Original post

Yeah, absolutely. Our newest product is called Nova, and it’s our kind of cloud-native-focused scalable ADC. An important component of that is that we run many ADCs centrally, so it’s like a control plane/data plane model; we are collecting a lot of data from the data plane to display on the control plane… But we had a lot of learnings in our traditional product sample, which is like a standalone ADC.

But what’s interesting is that we’ve tried to tackle it in a very different way. We collect mostly the same data – how many of every type of HTTP reply code are you getting? How many requests are you getting? How many TCP connections? How many TCP connection failures? How many timeouts are there? What’s the reply time? And when you look at the response times, there’s a lot of information there. Like, what was the TCP connect time to the server – is there a network issue? What was the HTTP reply time from the server – is there a back-end issue? What was the response like to the client? How long until we closed that session with the client – is there a front-side network issue?

There’s all of these metrics, but what we’ve tried to do – and time will tell if our approach is interesting enough or right enough now… What we’ve tried to do is not put any hardcoded values in for any of those, but rather to do just like anomaly detection and predictive profiling of what we expect the data to look like. Because one of the things is our system autoscales, so it will pre-scale, so it needs to do a lot of prediction off of those numbers. So we’ve wound up in this system where we collect a huge amount of telemetry and we set no hard lines for what should be alerted, but rather just if it changes too much… And so far that’s going well, but I think it’s a little bit odd for some people, because they wanna say “Well, I expect my website to respond in 200 milliseconds, so if it’s ever more than 250, please tell me.” And instead, we’re saying “Well, if it always responds in 200, then we will tell you if it’s 250. But if it doesn’t, then we won’t.”

So all of that type of stuff is your traditional things that you expect, like what’s throughput of the collect, or the request rates, the response codes… Because you can pick up a problem long before by saying “Oh, I normally generate 0.1% errors, and now I’m generating 0.5% errors.” You might not notice that, but it means something’s changed, and it could mean that something’s about to get a lot worse; it could mean that there’s a security issue, and it could mean all of those things.

But by the same token, we will also check for variances between two things. For example, if the average user sends far more GET requests than POST requests, but one user is sending far more POST requests than GET requests – is this a security issue? Are they trying to brute force a password, is this something weird? Is a specific user getting way more 404 errors than everyone else? Why is that? It’s probably some script, or something. So telemetry is often a combination of two values, like “What is this value versus that value?” as opposed to just a single value. So that’s a lot of the stuff we focus on.

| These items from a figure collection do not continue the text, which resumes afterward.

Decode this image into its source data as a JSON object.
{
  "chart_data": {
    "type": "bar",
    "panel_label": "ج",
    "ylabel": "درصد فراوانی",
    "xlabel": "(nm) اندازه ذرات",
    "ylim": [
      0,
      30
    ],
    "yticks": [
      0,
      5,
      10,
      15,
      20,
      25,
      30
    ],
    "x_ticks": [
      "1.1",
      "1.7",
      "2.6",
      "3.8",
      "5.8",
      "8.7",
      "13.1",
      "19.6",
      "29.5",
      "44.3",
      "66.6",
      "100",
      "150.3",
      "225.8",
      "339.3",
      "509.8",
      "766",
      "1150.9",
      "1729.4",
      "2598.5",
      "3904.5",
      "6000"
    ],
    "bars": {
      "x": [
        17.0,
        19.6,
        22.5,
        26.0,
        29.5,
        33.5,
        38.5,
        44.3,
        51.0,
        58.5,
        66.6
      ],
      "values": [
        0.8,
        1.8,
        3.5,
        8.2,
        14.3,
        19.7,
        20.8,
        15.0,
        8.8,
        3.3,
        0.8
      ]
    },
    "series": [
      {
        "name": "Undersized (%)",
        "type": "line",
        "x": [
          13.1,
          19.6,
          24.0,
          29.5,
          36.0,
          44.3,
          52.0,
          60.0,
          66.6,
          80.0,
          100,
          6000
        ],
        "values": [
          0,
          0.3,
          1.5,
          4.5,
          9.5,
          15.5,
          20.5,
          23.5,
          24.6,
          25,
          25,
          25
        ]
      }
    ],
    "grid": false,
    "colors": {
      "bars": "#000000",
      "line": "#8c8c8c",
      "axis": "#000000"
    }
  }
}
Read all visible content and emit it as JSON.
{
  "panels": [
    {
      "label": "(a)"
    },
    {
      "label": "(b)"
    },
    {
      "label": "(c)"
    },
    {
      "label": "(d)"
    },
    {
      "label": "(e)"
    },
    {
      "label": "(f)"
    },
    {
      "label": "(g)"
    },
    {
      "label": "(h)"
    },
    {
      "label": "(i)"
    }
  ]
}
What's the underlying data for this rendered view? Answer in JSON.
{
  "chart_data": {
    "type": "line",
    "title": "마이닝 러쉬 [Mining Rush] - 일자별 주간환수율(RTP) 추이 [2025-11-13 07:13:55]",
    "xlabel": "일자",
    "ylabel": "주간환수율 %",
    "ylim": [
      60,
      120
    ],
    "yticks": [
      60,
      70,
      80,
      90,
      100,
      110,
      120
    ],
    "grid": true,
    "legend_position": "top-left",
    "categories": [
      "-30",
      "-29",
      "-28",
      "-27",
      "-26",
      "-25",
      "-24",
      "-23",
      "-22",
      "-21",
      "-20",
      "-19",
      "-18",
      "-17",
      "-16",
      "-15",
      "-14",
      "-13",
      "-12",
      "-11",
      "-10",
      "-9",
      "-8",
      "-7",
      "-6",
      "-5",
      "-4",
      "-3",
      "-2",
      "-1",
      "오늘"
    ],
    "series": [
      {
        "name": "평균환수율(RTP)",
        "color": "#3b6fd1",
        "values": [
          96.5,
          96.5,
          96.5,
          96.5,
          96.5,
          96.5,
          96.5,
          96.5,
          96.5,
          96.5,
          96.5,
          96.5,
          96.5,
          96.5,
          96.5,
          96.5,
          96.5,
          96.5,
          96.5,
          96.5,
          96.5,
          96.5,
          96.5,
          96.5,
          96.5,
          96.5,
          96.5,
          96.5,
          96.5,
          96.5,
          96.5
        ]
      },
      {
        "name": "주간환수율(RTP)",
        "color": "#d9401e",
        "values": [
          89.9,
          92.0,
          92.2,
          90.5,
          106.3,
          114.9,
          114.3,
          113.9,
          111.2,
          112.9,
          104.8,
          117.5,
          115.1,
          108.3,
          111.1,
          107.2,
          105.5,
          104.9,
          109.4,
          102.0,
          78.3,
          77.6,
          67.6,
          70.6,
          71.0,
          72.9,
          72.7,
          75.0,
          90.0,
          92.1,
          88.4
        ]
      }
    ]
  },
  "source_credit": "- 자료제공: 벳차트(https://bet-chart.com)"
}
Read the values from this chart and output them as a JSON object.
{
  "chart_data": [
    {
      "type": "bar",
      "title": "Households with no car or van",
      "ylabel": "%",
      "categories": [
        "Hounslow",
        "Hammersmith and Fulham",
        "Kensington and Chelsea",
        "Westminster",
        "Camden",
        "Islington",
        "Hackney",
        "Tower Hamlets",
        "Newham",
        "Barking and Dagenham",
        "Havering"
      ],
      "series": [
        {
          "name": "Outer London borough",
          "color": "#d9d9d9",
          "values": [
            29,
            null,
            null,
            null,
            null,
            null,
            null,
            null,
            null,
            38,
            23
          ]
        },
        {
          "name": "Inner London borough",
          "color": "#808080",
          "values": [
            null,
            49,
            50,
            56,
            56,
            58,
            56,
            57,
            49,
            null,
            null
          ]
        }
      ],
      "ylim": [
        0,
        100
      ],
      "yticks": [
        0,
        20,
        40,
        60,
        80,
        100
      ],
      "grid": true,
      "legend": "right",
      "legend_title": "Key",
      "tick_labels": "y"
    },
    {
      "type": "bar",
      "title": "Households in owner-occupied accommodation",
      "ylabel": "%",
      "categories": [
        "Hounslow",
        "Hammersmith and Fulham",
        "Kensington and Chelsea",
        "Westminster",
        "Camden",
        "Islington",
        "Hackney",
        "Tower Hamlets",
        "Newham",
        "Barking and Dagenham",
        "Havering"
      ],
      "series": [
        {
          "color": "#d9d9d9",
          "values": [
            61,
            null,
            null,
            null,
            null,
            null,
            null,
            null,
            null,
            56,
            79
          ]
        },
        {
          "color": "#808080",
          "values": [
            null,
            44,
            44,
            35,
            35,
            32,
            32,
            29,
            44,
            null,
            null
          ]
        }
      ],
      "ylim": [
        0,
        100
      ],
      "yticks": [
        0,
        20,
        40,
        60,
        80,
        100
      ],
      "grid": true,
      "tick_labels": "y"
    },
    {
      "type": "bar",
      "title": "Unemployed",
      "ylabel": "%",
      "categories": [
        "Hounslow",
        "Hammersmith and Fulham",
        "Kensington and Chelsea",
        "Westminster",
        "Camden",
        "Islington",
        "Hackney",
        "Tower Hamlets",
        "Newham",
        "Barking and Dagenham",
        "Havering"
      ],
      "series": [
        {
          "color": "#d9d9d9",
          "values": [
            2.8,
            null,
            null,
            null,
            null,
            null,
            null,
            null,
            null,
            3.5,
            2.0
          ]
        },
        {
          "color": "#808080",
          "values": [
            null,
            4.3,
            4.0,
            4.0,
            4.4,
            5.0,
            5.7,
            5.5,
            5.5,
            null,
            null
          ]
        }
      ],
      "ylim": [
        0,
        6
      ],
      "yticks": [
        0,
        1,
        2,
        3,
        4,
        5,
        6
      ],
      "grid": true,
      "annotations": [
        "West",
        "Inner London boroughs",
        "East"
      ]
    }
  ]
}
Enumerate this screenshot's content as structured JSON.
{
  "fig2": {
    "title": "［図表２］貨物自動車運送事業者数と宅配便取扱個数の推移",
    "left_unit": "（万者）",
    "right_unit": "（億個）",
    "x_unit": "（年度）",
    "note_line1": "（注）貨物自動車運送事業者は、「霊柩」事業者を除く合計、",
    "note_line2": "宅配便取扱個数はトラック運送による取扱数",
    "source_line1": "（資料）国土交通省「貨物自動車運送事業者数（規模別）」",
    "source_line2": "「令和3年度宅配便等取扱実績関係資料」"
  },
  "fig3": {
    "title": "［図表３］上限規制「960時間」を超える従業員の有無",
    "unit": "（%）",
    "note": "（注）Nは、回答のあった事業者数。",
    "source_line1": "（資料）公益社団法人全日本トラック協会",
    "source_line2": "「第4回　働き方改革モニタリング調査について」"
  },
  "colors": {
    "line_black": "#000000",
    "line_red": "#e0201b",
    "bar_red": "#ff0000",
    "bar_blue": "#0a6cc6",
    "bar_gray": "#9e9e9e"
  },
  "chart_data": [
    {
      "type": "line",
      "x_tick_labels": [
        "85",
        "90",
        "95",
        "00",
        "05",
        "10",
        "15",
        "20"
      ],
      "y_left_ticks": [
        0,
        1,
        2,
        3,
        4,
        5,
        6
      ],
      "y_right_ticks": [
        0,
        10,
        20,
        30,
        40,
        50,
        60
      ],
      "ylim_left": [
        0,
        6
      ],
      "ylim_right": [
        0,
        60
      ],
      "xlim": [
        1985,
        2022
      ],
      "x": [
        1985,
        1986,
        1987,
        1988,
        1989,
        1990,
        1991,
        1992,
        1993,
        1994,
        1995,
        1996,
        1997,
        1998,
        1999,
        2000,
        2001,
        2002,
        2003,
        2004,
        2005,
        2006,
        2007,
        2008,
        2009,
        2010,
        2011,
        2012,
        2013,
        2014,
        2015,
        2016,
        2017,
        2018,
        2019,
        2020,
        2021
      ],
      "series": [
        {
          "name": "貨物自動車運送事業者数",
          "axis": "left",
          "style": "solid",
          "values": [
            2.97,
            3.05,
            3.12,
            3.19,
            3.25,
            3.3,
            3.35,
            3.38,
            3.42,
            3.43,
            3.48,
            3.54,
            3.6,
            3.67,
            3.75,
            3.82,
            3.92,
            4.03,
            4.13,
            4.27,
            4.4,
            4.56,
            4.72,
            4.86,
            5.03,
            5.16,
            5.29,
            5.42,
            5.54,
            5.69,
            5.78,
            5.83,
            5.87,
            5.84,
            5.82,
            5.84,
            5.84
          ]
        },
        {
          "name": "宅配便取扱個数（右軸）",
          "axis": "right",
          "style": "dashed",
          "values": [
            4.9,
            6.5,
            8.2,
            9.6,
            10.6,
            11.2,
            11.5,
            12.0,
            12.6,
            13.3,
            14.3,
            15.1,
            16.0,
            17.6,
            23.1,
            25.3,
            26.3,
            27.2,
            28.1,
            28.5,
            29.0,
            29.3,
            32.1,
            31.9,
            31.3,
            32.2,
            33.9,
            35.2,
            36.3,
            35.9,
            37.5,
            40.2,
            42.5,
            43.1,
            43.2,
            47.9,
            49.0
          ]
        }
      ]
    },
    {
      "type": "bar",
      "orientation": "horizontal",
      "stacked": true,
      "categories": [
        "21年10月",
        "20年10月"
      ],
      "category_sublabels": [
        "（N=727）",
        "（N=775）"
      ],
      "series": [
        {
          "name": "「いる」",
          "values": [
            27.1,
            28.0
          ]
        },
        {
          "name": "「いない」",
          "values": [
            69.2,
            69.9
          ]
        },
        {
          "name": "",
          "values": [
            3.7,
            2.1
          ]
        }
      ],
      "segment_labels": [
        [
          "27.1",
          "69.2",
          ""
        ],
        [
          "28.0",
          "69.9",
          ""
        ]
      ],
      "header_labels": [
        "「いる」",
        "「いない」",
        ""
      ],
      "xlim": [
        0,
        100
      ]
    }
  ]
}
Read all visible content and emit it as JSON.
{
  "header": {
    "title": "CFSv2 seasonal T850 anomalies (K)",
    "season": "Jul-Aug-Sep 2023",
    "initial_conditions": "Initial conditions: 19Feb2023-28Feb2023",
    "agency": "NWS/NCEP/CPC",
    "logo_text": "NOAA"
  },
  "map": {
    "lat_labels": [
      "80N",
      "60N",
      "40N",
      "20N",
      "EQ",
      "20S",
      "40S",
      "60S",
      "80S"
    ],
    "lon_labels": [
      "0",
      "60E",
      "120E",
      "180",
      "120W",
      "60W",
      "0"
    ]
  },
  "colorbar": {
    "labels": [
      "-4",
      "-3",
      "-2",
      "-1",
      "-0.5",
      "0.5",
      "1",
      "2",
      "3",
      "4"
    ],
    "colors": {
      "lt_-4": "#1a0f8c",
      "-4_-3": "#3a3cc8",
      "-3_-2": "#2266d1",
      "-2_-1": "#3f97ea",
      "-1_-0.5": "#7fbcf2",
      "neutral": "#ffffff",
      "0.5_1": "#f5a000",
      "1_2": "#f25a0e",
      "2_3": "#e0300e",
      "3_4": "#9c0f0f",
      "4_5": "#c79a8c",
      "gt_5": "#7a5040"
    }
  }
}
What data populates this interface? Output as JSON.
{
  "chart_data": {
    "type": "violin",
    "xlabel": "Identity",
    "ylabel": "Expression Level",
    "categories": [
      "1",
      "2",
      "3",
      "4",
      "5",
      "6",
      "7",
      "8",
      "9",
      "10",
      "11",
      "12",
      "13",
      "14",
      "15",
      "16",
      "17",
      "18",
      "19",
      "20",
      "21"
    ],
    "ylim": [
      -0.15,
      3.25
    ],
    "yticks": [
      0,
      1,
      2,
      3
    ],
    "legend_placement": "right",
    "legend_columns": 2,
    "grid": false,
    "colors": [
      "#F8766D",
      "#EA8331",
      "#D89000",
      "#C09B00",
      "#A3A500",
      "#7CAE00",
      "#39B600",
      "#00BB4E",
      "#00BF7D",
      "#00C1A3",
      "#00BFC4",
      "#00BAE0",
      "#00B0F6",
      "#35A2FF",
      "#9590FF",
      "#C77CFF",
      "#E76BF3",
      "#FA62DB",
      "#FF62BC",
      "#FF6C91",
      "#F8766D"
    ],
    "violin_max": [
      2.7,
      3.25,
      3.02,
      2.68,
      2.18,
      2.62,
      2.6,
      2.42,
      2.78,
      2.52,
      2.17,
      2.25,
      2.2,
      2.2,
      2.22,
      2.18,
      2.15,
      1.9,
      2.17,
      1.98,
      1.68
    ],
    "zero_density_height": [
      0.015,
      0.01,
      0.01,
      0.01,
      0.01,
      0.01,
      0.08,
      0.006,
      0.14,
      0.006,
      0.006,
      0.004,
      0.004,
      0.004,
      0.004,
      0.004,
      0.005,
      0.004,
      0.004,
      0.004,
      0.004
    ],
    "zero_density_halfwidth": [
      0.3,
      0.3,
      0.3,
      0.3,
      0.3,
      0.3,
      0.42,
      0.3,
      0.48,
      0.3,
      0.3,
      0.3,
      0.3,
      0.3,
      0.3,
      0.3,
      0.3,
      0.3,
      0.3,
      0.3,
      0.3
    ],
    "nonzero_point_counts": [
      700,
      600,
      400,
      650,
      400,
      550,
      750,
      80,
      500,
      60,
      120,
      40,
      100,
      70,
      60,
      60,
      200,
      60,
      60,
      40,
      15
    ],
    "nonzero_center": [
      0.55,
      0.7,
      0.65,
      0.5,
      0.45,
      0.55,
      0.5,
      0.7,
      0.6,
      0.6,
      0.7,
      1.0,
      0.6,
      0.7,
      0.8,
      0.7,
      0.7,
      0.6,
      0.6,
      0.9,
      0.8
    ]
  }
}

[00:48:09.09] The client connects to us, we connect to the web servers and we send their data back. That’s our model… So everything in that communication chain is the telemetry that we care a lot about, because it could mean that there’s a problem with the client servers, it could mean that there’s latency or issues that are affecting the user, or it could mean a security issue… So that’s the type of stuff we need to obviously track for scaling up and scaling down, as well as for alerting the user to problems with their service.